You live right up the road either i-79 Or route 8 from me. Nice car that 1996 Roadmaster. Thanks, I'm glad I found this forum. Great people and great info.
Welcome mark100. I live in St Louis now, but I grew up in the north hills of Pittsburgh. Anyway, eBay has a '76 Buick Estate 9-pass with a 455 listed right now. Unfortunately it's on the west coast. But it might be something to look at to get an idea of what's on the market. Might be nice to have since it's the last clamshell year: http://cgi.ebay.com/ebaymotors/Buic...8b5QQitemZ270776780981QQptZUSQ5fCarsQ5fTrucks
It is a nice looking wagon, but he has surprisingly few pictures for a car he wants $7,000 for. No interior shots, no shots of the engine bay. According to the price guides, that car is not worth anywhere near $7,000. That's the value listed for a #1 condition '76 Buick Estate Wagon. #1 condition means better than showroom new and not driven. No car with 100,000+ miles on it meets that definition. Even his starting bid of $5,888 is too high. That car is worth more like $4,000 to $4,500.
I currently live in the north hills area, so I know it well. Price does seem high, but really looking for the 74/75 model years. Where do you get this price guide? Is there a bible of price guides that most people use that is more acceptable and accurate? Is this accessible online and condition ratings.....so you know how to rate cars. I have seen references to price guides on these forums. I got to say, I was looking weeks at different stationwagons before I stumbled accross this forum and it has really educated me about stationwagons.
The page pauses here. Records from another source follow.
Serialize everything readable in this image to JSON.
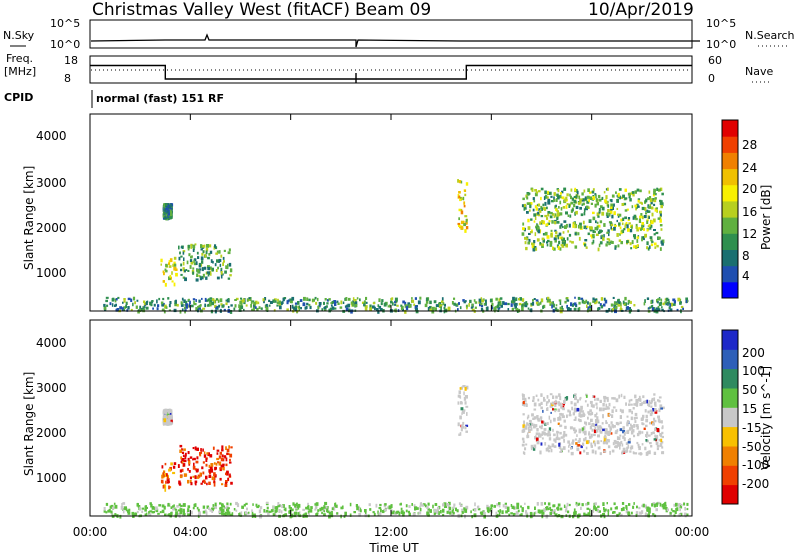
{
  "header": {
    "site": "Christmas Valley West (fitACF)",
    "beam": "Beam 09",
    "date": "10/Apr/2019"
  },
  "side_labels": {
    "nsky": "N.Sky",
    "nsearch": "N.Search",
    "freq_line1": "Freq.",
    "freq_line2": "[MHz]",
    "nave": "Nave",
    "cpid": "CPID"
  },
  "control_program": "normal (fast) 151 RF",
  "noise_panel": {
    "y_ticks": [
      "10^5",
      "10^0"
    ]
  },
  "freq_panel": {
    "left_ticks": [
      "18",
      "8"
    ],
    "right_ticks": [
      "60",
      "0"
    ]
  },
  "axes": {
    "xlabel": "Time UT",
    "x_ticks": [
      "00:00",
      "04:00",
      "08:00",
      "12:00",
      "16:00",
      "20:00",
      "00:00"
    ],
    "ylabel": "Slant Range [km]",
    "y_ticks": [
      "4000",
      "3000",
      "2000",
      "1000"
    ]
  },
  "power_colorbar": {
    "label": "Power [dB]",
    "ticks": [
      "28",
      "24",
      "20",
      "16",
      "12",
      "8",
      "4"
    ],
    "colors": [
      "#0000ff",
      "#1f4fb0",
      "#1a6f70",
      "#2f8f4f",
      "#60b040",
      "#b8d020",
      "#f8f000",
      "#f0c000",
      "#f08000",
      "#f04000",
      "#e00000"
    ]
  },
  "velocity_colorbar": {
    "label": "Velocity [m s^-1]",
    "ticks": [
      "200",
      "100",
      "50",
      "15",
      "-15",
      "-50",
      "-100",
      "-200"
    ],
    "colors": [
      "#1e28c8",
      "#2e5fb8",
      "#2f8a60",
      "#5fc040",
      "#c8c8c8",
      "#f8c000",
      "#f08000",
      "#f04000",
      "#e00000"
    ]
  },
  "chart_data": {
    "type": "heatmap",
    "x_range_hours": [
      0,
      24
    ],
    "y_range_km": [
      180,
      4600
    ],
    "panels": [
      {
        "name": "power",
        "regions": [
          {
            "t0": 2.9,
            "t1": 3.2,
            "r0": 2300,
            "r1": 2600,
            "level": 0.25
          },
          {
            "t0": 2.8,
            "t1": 3.4,
            "r0": 800,
            "r1": 1400,
            "level": 0.55
          },
          {
            "t0": 3.5,
            "t1": 5.6,
            "r0": 900,
            "r1": 1700,
            "level": 0.35
          },
          {
            "t0": 14.6,
            "t1": 15.0,
            "r0": 2000,
            "r1": 3150,
            "level": 0.6
          },
          {
            "t0": 17.2,
            "t1": 22.8,
            "r0": 1600,
            "r1": 2950,
            "level": 0.4
          },
          {
            "t0": 0.5,
            "t1": 23.8,
            "r0": 200,
            "r1": 500,
            "level": 0.3
          }
        ]
      },
      {
        "name": "velocity",
        "regions": [
          {
            "t0": 2.9,
            "t1": 3.2,
            "r0": 2300,
            "r1": 2600,
            "level": 0.5
          },
          {
            "t0": 2.8,
            "t1": 3.4,
            "r0": 800,
            "r1": 1400,
            "level": 0.85
          },
          {
            "t0": 3.5,
            "t1": 5.6,
            "r0": 900,
            "r1": 1800,
            "level": 0.95
          },
          {
            "t0": 14.6,
            "t1": 15.0,
            "r0": 2000,
            "r1": 3150,
            "level": 0.5
          },
          {
            "t0": 17.2,
            "t1": 22.8,
            "r0": 1600,
            "r1": 2950,
            "level": 0.5
          },
          {
            "t0": 0.5,
            "t1": 23.8,
            "r0": 200,
            "r1": 500,
            "level": 0.3
          }
        ]
      }
    ],
    "frequency_steps": [
      {
        "t0": 0.0,
        "t1": 3.0,
        "mhz": 14.5
      },
      {
        "t0": 3.0,
        "t1": 15.0,
        "mhz": 9.5
      },
      {
        "t0": 15.0,
        "t1": 24.0,
        "mhz": 14.5
      }
    ]
  }
}
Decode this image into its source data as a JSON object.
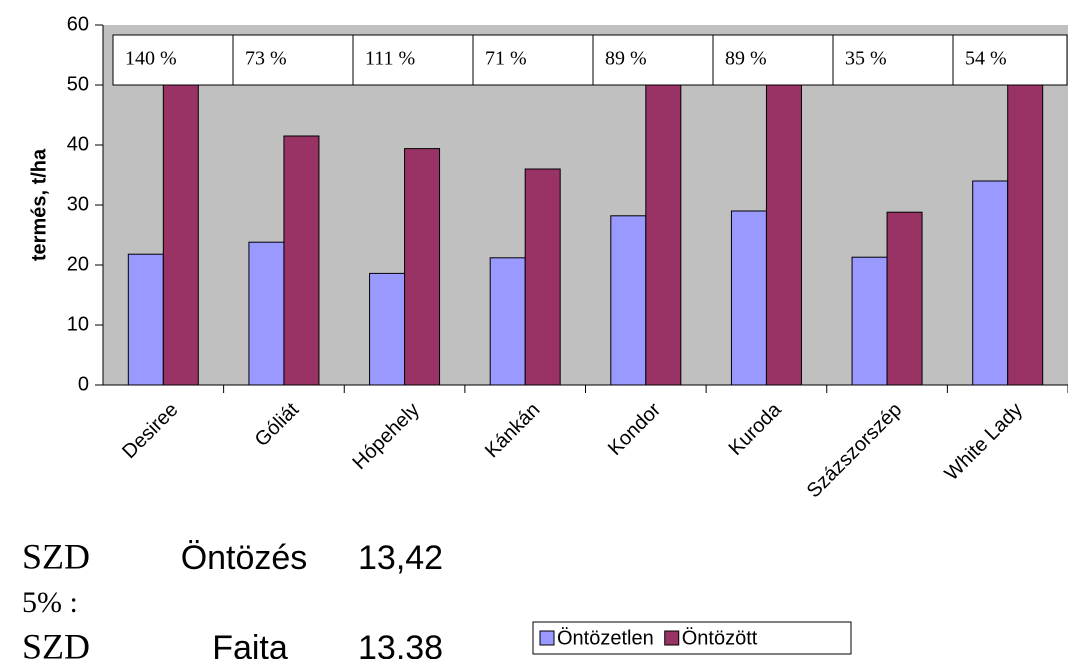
{
  "chart_data": {
    "type": "bar",
    "ylabel": "termés, t/ha",
    "categories": [
      "Desiree",
      "Góliát",
      "Hópehely",
      "Kánkán",
      "Kondor",
      "Kuroda",
      "Százszorszép",
      "White Lady"
    ],
    "series": [
      {
        "name": "Öntözetlen",
        "color": "#9999ff",
        "values": [
          21.8,
          23.8,
          18.6,
          21.2,
          28.2,
          29,
          21.3,
          34
        ]
      },
      {
        "name": "Öntözött",
        "color": "#993366",
        "values": [
          52.3,
          41.5,
          39.4,
          36,
          53.3,
          54.8,
          28.8,
          52.4
        ]
      }
    ],
    "increase_labels": [
      "140 %",
      "73 %",
      "111 %",
      "71 %",
      "89 %",
      "89 %",
      "35 %",
      "54 %"
    ],
    "ylim": [
      0,
      60
    ],
    "yticks": [
      0,
      10,
      20,
      30,
      40,
      50,
      60
    ],
    "grid": false,
    "legend": "bottom",
    "notes": [
      {
        "label": [
          "SZD",
          "5% :"
        ],
        "factor": "Öntözés",
        "value": "13,42"
      },
      {
        "label": [
          "SZD"
        ],
        "factor": "Fajta",
        "value": "13,38"
      }
    ]
  }
}
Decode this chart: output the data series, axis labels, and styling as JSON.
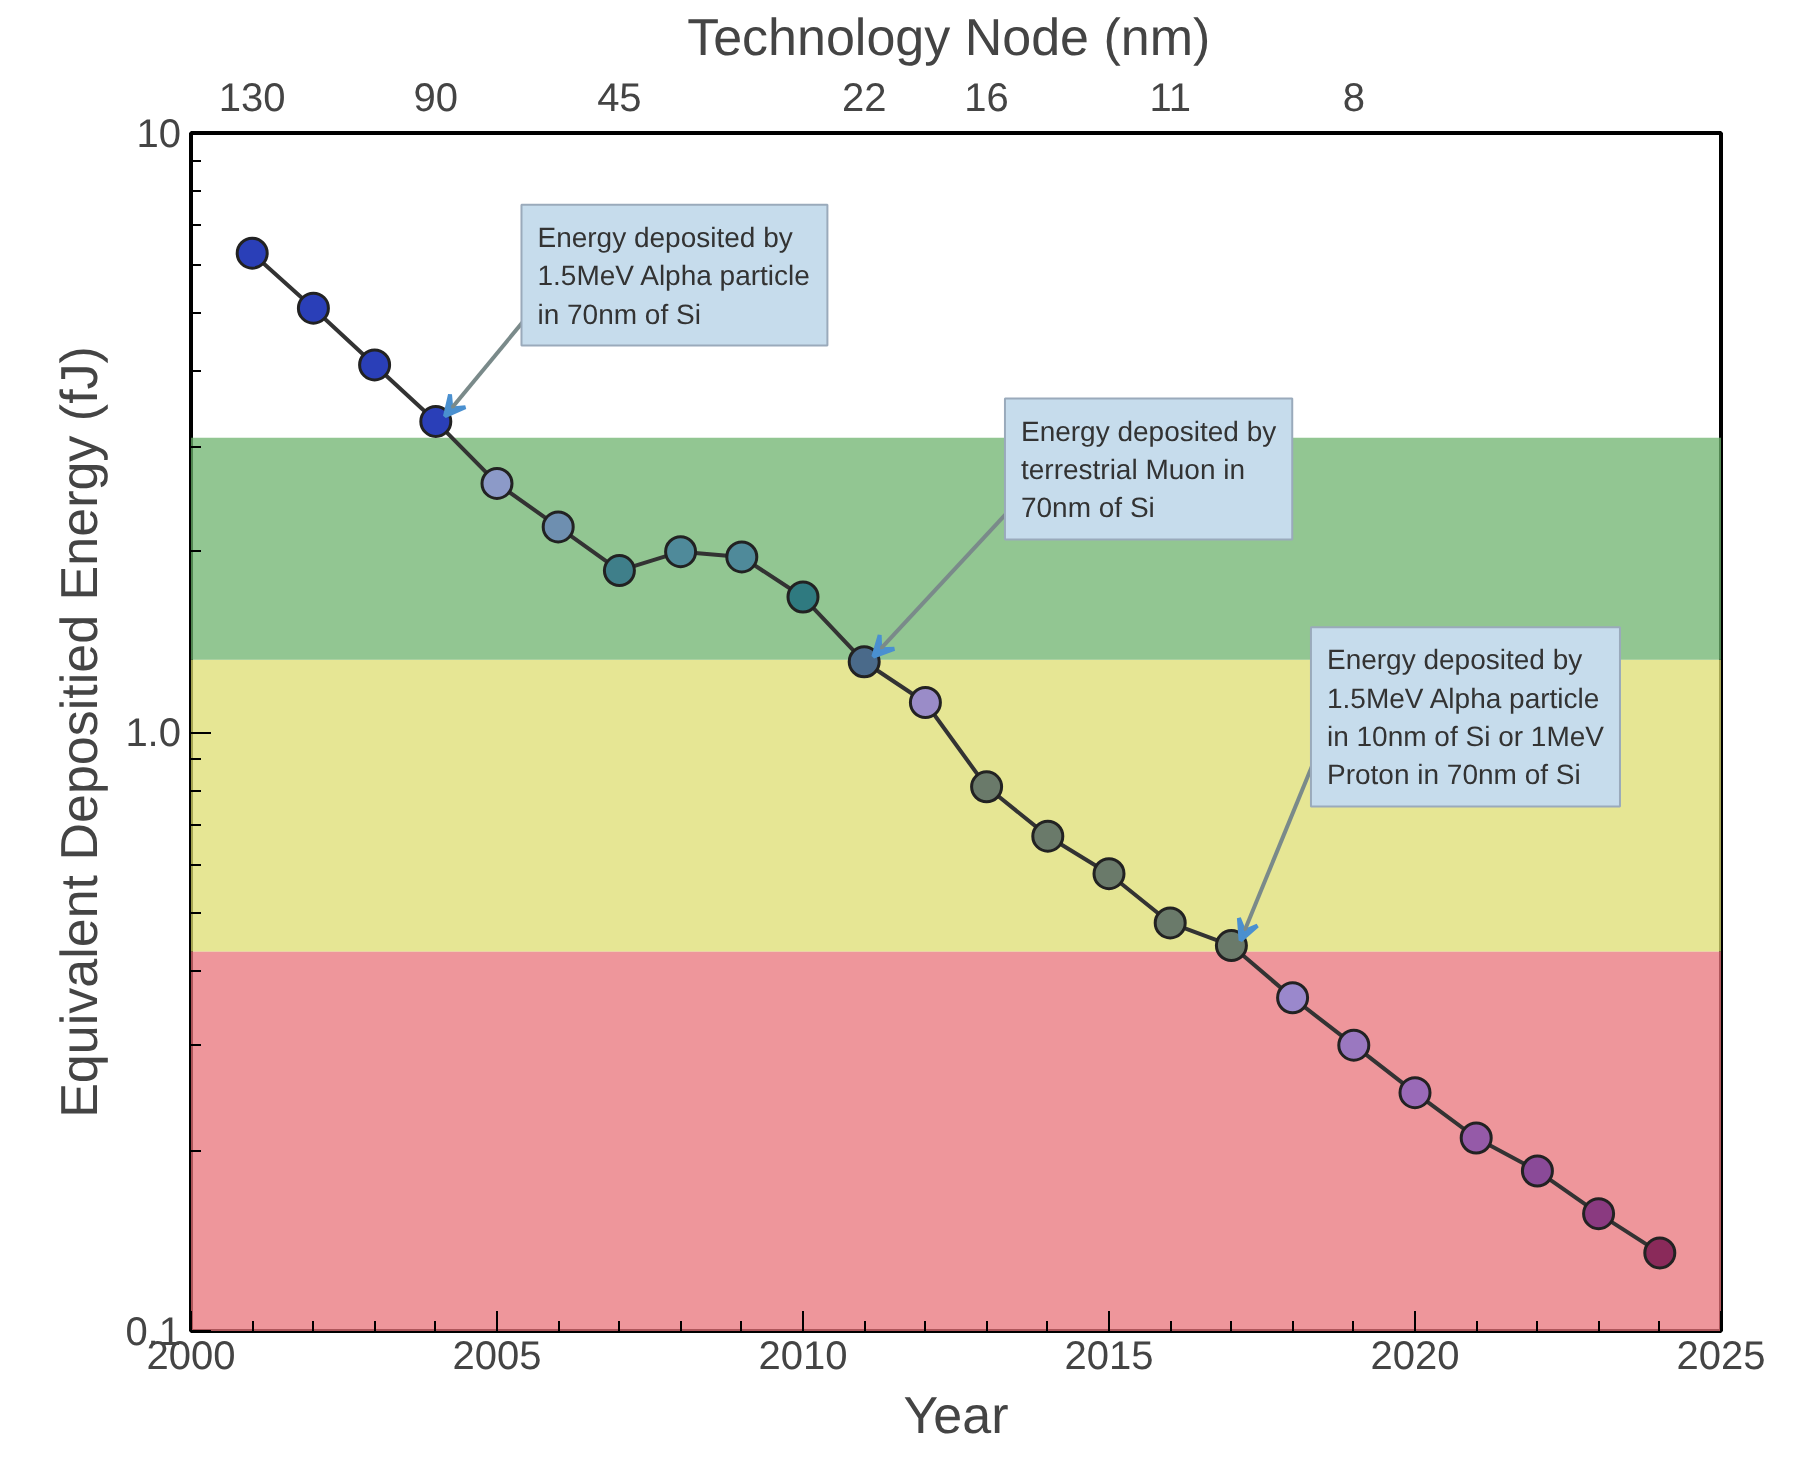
{
  "chart_data": {
    "type": "line",
    "xlabel": "Year",
    "ylabel": "Equivalent Depositied Energy (fJ)",
    "x2label": "Technology Node  (nm)",
    "x": [
      2001,
      2002,
      2003,
      2004,
      2005,
      2006,
      2007,
      2008,
      2009,
      2010,
      2011,
      2012,
      2013,
      2014,
      2015,
      2016,
      2017,
      2018,
      2019,
      2020,
      2021,
      2022,
      2023,
      2024
    ],
    "series": [
      {
        "color": "#333333",
        "values": [
          6.3,
          5.1,
          4.1,
          3.3,
          2.6,
          2.2,
          1.86,
          2.0,
          1.96,
          1.68,
          1.31,
          1.12,
          0.81,
          0.67,
          0.58,
          0.48,
          0.44,
          0.36,
          0.3,
          0.25,
          0.21,
          0.185,
          0.157,
          0.135
        ],
        "colors": [
          "#2a3fb8",
          "#2a3fb8",
          "#2a3fb8",
          "#2a3fb8",
          "#8c9ac8",
          "#6e8fb0",
          "#3f7f8a",
          "#4f8a9a",
          "#4f8a9a",
          "#2f7a80",
          "#4a6a8a",
          "#9a8cc8",
          "#6a7a6a",
          "#6a7a6a",
          "#6a7a6a",
          "#6a7a6a",
          "#6a7a6a",
          "#9a88cc",
          "#9a78c0",
          "#9a6ab8",
          "#955aa8",
          "#8a4a98",
          "#8a3a80",
          "#8a2a5a"
        ]
      }
    ],
    "marker": "circle",
    "line_style": "solid",
    "log": "y",
    "grid": false,
    "xlim": [
      2000,
      2025
    ],
    "xticks": [
      2000,
      2005,
      2010,
      2015,
      2020,
      2025
    ],
    "ylim": [
      0.1,
      10
    ],
    "yticks": [
      {
        "value": 0.1,
        "label": "0.1"
      },
      {
        "value": 1,
        "label": "1.0"
      },
      {
        "value": 10,
        "label": "10"
      }
    ],
    "bands": [
      {
        "axis": "y",
        "from": 0.1,
        "to": 0.43,
        "color": "#e8737a"
      },
      {
        "axis": "y",
        "from": 0.43,
        "to": 1.32,
        "color": "#dede70"
      },
      {
        "axis": "y",
        "from": 1.32,
        "to": 3.1,
        "color": "#6db36d"
      }
    ],
    "annotations": [
      "130",
      "90",
      "45",
      "22",
      "16",
      "11",
      "8",
      {
        "text": "Energy deposited by\n1.5MeV Alpha particle\nin 70nm of Si",
        "x": 2004,
        "y": 3.3
      },
      {
        "text": "Energy deposited by\nterrestrial Muon in\n70nm of Si",
        "x": 2011,
        "y": 1.31
      },
      {
        "text": "Energy deposited by\n1.5MeV Alpha particle\nin 10nm of Si or 1MeV\nProton in 70nm of Si",
        "x": 2017,
        "y": 0.44
      }
    ]
  }
}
There are several books available and a few online services available. The bottom line? A car is worth whatever someone is willing to pay. The guides are nice to look at but I have seen some of those prices as very high or very low. Depends on the book....some are old car guides, some are classic car guides and some are just plain used car guides. Probably the biggest flaw in the books aren't really the books but the sellers. Everyone seems to up the car into the next highest numbered category than the car really deserves. Everyone thinks that THEIR car is better than it usually is. This could mean thousands of dollars. Example: when I was in the used car business I bought a CHERRY 76 Chrysler Imperial for 600 bucks at the dealer wholesale auction. When I say cherry...it still had the clear plastic seat covers on it from the dealer and way less than 100K miles. They didn't call them Imperials in 76 and I don't remember what they did call that car but it was generally accepted that this car was the Imperial that was missing that year. Anyway...I no more than got it on the lot (after driving it for a couple of days...the 440 was FUN) and a guy came in and offered me $2500 before I had a price on it. Since I had to do nothing to the car I sold it to him. HE later sold the car to a Mopar guy for $5800. My point here is...the dealers at the wholesale auction saw the car as just another old car. The guy that bought it saw it as a really nice old car that would last and the Mopar guy saw it as a cherry classic. Beauty is in the eye of the beholder. It only takes 2 people to love a car to drive up the price. Books are great guides but you have to do due diligence and determine what really needs to be done to a car to get it where you want it and go from there. Just because someone else is willing to pay more for the same car or a book says it's worth $1000 more than you are willing to pay does not make you wrong. Probably makes you a smart shopper.
I'm using the Old Cars Price Guide http://www.oldcarsweekly.com/oldcarspriceguide/ It's published by the same people who publish Old Cars Weekly, which has been around for decades. I subscribe to both. The Price Guide comes out about 4 times per year. There is an online price guide available here: http://www.collectorcarmarket.com/ The problem with this one is that they don't even both with station wagons, at least not '76 Buick wagons. You won't a value for one, and they don't have a value for my '73 Custom Cruiser, either. Yes, people argue all the time about the worth of these price guides, and people can always point to an example where a car in a certain condition didn't sell for anything like what a price guide said it was worth. But this misses the point. These guides don't tell you what any particular car is worth (even though I often use them that way!). Rather, they give you an AVERAGE of the prices paid for cars of that make, model, and condition. You could, for example, have two identical '76 Buick Estate wagons in #3 condition where one sells for $2,000 and the other for $4,000 for whatever reasons. The AVERAGE of those two numbers is $3,000, which is very close to the $3,200 value given in the current edition of the Old Cars Price Guide for a '76 Estate wagon in that condition. But that $3,000 average is NOT indicative of the actual prices paid for the vehicles whose selling prices were used to come up with that average. So the price guides are obviously more valuable when there are lots of transactions to average in, but, still, they're just averages. Then you also get the constant statement "a car is only worth what someone will pay you for it." Fine. But this is trivial. Of course it's true, but it's of no help to someone looking to buy a car and who wants some idea where the market is on it or someone looking to sell a car and who needs to come up with some kind of an asking price. So, yes, use the price guides with grain of salt. They may not be everything, but they aren't nothing.